You probably didn’t know this, but most smartphones have an FM radio inside of them. And while, in a world where you can unlock your phone with your face, this may seem like the most useless piece of information ever, it can be life-saving during major disasters.
When cell-phone service is lost in an area due to a major storm or blackout, cell phones with activated FM chips can easily be used as radios, allowing people access to potentially life-saving information. In a statement this morning, FCC chairman Ajit Pai called on phone manufactures to “activate the FM chips that are already installed in almost all smartphones sold in the United States,” citing the devastation wrought by Hurricanes Harvey, Irma, and Maria.

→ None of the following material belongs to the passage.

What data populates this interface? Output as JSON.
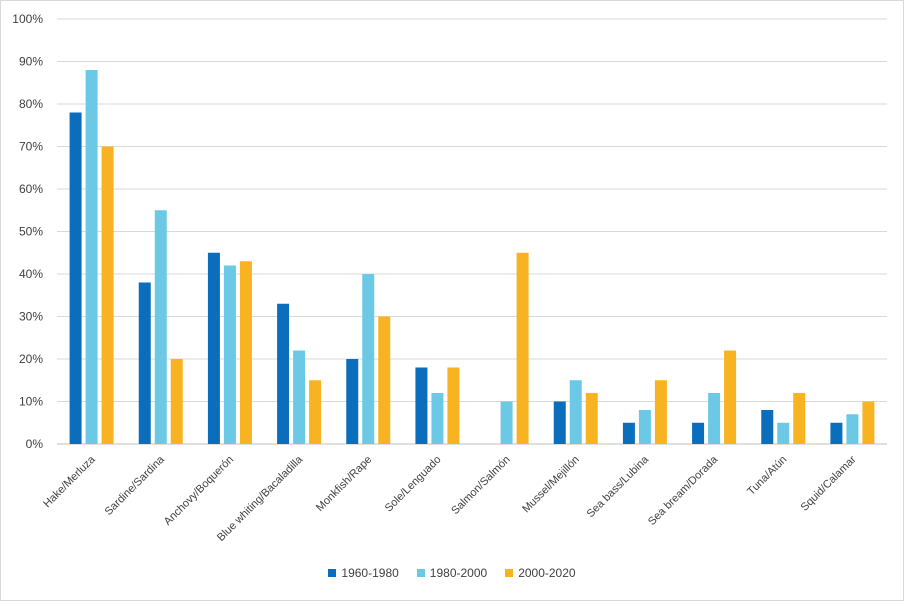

Pai specifically called out Apple, stating that it is “the one major phone manufacturer that has resisted doing so,” however, Apple, in a statement, responded that this claim was misleading, as the “iPhone 7 and iPhone 8 models do not have FM radio chips in them nor do they have antennas designed to support FM signals, so it is not possible to enable FM reception in these products.” (And although Apple has made no official statement on the status of FM chips in iPhones from 2014 and earlier, John Gruber of the Daring Fireball posits that these older models have also had their chips disabled.)
While it’s certainly a bit bizarre that Pai, the chairman of the FCC of all people, would get such a significant detail wrong, his message at its core rings true: FM chips benefit the public during times of emergency and should be included (and active) on every device. It’s strange that Apple is so steadfastly against this industry-standard addition. The majority of the big wireless carriers support FM-radio activation, and a whole host of other smartphone companies (all of which are significantly less profitable than Apple) also currently offer the feature.
While FCC action has been ruled out for the time being, it’s undeniable that FM-radio waves are one of the most effective ways of distributing information to the public in an emergency. As part of his plea to Apple, Pai reiterated that “[y]ou could make a case for activating chips on public safety grounds alone.”
Update September 28th, 10:56PM ET: This story has been updated to include a statement from Apple.